= Anne-Marie Minhall =

English radio presenter

Anne-Marie Minhall is an English radio presenter who works for Classic FM. She presents the weekday afternoon show from 1 pm to 4 pm.

==Early life and education==
Minhall was born in London and raised in a Nottinghamshire village. She attended Rushcliffe School, a comprehensive in West Bridgford, Nottinghamshire, and later attended Clarendon College of FE (now Nottingham College) in the city centre for her A Levels.

==Career==
Her broadcasting career started by volunteering at Radio Trent Careline and then becoming a newsreader at Trent FM. She presented the late-night show on the opening night of East Midlands regional station GEM-AM. She moved to Independent Radio News, in 1994.

===Classic FM===
Minhall joined Classic FM in 1996, four years after its launch, as a regular newsreader and as the main presenter of the weekly arts and culture show, The Guest List, which she hosted for just over three years.
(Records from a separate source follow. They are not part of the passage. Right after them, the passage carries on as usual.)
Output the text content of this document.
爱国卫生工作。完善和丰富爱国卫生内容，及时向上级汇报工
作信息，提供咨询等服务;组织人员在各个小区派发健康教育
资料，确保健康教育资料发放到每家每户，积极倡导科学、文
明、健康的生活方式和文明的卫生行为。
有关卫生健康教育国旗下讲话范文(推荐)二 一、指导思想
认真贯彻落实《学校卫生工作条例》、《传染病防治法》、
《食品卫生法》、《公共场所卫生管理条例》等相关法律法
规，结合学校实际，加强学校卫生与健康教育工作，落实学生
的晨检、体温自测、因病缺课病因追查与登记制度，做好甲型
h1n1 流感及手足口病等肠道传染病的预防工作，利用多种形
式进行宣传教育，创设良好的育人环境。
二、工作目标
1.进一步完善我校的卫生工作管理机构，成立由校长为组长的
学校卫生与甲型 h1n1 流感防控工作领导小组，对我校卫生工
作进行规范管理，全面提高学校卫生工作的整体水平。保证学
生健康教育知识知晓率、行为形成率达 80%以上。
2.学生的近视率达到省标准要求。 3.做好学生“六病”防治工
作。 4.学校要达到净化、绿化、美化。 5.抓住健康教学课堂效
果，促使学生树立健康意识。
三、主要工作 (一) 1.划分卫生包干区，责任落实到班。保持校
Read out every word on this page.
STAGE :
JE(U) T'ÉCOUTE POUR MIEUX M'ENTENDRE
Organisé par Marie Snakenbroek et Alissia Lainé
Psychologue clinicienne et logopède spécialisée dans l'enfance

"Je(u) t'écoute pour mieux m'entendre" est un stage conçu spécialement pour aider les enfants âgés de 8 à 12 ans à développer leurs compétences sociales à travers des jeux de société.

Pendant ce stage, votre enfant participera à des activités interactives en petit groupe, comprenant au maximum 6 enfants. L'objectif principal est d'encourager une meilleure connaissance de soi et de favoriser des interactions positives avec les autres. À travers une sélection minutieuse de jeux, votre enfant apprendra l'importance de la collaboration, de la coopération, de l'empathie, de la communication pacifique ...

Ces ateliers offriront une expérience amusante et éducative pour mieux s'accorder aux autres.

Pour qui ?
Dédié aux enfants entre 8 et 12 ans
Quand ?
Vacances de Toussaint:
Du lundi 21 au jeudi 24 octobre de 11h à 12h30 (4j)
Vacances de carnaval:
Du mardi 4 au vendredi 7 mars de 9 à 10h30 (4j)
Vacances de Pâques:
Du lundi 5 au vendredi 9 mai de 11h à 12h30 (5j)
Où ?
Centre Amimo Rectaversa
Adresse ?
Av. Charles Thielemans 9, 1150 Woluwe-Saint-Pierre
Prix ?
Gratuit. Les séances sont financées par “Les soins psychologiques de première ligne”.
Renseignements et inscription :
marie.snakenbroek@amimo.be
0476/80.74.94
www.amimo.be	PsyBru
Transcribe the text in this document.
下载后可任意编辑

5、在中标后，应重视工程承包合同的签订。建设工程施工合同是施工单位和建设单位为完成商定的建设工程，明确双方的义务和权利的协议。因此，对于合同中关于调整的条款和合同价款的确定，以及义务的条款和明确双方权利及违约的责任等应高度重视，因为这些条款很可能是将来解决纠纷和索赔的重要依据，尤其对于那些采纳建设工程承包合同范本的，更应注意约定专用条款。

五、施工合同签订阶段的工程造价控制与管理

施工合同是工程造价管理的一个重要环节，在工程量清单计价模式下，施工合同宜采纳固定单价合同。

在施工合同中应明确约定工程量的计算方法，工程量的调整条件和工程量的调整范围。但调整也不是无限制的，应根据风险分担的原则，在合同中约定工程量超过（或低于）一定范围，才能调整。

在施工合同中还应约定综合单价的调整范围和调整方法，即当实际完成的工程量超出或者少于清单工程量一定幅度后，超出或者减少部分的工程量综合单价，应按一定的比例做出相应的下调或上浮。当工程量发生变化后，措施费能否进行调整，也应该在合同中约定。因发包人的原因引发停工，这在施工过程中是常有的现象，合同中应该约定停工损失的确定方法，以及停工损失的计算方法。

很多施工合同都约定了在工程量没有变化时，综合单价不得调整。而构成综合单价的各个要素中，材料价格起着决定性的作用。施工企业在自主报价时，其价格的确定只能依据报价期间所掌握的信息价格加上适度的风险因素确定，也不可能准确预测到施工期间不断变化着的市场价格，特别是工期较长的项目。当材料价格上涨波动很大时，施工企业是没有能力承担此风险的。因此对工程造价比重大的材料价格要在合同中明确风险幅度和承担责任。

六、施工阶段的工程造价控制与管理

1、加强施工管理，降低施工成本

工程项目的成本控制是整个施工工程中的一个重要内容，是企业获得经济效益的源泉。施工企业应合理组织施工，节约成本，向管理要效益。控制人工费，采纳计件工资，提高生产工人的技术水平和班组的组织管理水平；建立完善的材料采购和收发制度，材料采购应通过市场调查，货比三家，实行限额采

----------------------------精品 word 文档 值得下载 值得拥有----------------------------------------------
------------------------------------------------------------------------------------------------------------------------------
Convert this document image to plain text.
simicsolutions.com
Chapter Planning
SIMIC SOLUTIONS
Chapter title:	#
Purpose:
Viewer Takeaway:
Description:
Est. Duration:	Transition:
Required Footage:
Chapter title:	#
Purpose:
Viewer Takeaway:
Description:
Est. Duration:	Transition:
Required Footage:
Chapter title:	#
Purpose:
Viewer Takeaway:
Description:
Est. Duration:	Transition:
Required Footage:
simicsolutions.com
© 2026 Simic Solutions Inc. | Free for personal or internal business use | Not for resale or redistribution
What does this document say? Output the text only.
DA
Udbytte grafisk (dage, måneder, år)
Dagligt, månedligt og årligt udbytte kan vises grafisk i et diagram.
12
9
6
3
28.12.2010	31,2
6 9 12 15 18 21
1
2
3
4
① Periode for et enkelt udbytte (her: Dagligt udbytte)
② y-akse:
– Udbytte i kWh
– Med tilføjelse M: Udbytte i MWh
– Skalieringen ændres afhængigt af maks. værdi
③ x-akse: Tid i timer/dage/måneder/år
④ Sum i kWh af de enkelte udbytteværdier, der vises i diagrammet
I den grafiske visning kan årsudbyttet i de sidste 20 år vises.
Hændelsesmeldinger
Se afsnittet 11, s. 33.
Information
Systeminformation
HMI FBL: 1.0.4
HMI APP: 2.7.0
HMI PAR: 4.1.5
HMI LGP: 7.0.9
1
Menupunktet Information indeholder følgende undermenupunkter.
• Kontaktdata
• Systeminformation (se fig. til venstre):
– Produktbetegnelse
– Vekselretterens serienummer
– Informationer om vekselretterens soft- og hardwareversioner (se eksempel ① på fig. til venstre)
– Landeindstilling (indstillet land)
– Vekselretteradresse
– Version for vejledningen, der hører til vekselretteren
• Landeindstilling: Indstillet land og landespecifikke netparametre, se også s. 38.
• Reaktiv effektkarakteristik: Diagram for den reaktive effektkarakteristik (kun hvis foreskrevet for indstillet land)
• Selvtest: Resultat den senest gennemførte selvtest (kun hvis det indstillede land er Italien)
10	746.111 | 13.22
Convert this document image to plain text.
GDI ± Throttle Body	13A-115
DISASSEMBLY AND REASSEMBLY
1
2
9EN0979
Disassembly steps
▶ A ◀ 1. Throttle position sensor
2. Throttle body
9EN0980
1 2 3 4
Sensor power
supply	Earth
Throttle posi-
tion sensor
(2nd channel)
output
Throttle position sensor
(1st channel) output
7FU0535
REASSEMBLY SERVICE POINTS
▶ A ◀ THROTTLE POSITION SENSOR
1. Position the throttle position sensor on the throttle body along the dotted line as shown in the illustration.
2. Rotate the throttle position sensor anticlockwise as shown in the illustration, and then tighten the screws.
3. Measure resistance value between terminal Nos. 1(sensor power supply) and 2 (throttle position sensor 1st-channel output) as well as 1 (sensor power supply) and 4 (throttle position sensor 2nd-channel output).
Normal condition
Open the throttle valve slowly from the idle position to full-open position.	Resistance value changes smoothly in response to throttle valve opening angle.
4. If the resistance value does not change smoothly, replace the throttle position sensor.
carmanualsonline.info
She has remained with the station ever since, and her work has included the Great Composers series featuring biographies and examples of music, and work as the news editor for Classic FM. In 2014 she became the weekday afternoon presenter, with a program consisting of Classic FM Requests between 1 pm to 2 pm followed by her own show from 2 pm to 4 pm which includes the "Hall of Fame 3 at 3", a choice of three items from the Classic FM Hall of Fame. She also presents two Christmas editions of Classic FM Requests, which are 'Broadcast' on Christmas Eve afternoon and on Christmas morning. In 2018 it was reported that her show attracted 2.7 million listeners every week, out of the channel's 5.7 million weekly listeners.

==Other work==
Minhall presented the City of Birmingham Symphony Orchestra's "Spring Classics in Reading" in 2017 and Bournemouth Symphony Orchestra's "Classical Extravaganza" in 2021 in Poole.

She has also worked as a voice-over artist for advertisers including Sport England and 20th Century Fox.

==Honours and awards==
In 2016, Minhall was ranked 10th in the Radio Times Favourite Radio Voice Poll (women), which that year was won by Kirsty Young.